I nodded and walked away along a short passage and down the stairs towards the darkness of the day.

XIII

Court Clown

ALREADY, HE WAS saying, her ghost had been seen on those stairs at Cumnor Place. The little stairs, the too-short stairs.

‘All in white,’ Dudley said, ‘but with a grey light around her, like to a… a dusty shroud. Walking off the top step, gazing ahead of her and then… then she vanishes.’

His body stiffening as if to forestall a shiver, and then he was pouring more wine, as though to prove to himself that his hand was not shaking.

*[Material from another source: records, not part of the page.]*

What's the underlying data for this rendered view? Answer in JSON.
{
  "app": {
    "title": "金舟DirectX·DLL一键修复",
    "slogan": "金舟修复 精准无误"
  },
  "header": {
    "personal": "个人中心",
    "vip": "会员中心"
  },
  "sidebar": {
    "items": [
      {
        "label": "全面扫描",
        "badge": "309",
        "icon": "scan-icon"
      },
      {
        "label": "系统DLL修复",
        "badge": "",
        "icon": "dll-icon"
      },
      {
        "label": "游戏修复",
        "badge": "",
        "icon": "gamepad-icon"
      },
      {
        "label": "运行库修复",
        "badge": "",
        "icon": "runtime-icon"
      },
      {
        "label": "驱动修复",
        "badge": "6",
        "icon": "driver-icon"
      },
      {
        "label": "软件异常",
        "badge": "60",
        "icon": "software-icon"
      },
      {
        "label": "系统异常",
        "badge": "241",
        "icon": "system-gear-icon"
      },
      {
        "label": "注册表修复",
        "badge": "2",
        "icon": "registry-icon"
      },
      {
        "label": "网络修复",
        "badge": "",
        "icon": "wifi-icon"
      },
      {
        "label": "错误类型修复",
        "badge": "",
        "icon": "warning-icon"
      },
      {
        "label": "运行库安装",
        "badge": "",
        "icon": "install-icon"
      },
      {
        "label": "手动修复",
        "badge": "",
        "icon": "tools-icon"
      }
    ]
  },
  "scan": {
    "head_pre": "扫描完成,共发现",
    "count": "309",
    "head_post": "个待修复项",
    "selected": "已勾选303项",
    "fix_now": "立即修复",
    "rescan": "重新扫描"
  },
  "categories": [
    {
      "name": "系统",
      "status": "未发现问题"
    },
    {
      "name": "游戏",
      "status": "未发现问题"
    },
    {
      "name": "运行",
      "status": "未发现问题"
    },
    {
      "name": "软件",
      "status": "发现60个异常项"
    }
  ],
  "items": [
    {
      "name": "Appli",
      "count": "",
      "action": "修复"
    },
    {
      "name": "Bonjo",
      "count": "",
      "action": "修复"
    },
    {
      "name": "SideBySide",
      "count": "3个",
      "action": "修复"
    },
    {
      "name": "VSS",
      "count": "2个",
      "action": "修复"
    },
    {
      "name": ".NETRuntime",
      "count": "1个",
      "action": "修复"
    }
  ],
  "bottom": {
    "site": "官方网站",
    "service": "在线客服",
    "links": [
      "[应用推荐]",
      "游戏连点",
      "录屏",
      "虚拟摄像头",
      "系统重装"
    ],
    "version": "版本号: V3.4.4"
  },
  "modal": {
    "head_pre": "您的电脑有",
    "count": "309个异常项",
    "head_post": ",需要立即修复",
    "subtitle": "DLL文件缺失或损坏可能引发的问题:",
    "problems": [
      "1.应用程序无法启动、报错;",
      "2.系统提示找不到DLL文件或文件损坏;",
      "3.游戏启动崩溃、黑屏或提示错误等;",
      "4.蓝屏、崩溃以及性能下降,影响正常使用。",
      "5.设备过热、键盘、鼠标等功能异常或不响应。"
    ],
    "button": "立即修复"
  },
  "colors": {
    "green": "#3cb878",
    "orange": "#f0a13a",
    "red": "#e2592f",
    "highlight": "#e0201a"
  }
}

‘But never coming to me,’ he said. ‘Why not to me?’

He didn’t drink.

‘I don’t know,’ I said. ‘I never see them either.’

The weak sun had begun to fade into the river at the bottom of my mother’s garden. A garden which, like Dudley’s beard, was less tended these days. He looked hard at me, his skin darkening – stretched parchment held too close to a candle, as though the rage in him were burning through the grief.

Was it grief, or was there a suppressed excitement? How could I be sure? But the rage was ever there, and some of it might have been directed inwards.

He must have called for a horse the minute my letter had arrived. Five men had ridden with him to Mortlake – John Forest, his lieutenant, Thomas Blount, his steward and three men armed as though for war. Blount and Forest were in the old scullery, probably reducing my mother’s larder to crumbs, but two armed men were outside and one guarded the door of my private workroom, where Dudley and I now sat.

‘You know about these matters,’ he said. ‘If I murdered her, why’s she not haunting me?’

He spoke roughly, and then sat back, as if ashamed. Both of us silent now. Early evening light cowered in the murky glass behind my finest owl. Through a system of pulleys, this owl could flap his wings and make hoot but now stood like a sentinel in the small window.

‘Your men are all laden with weaponry,’ I said. ‘One with a firearm?’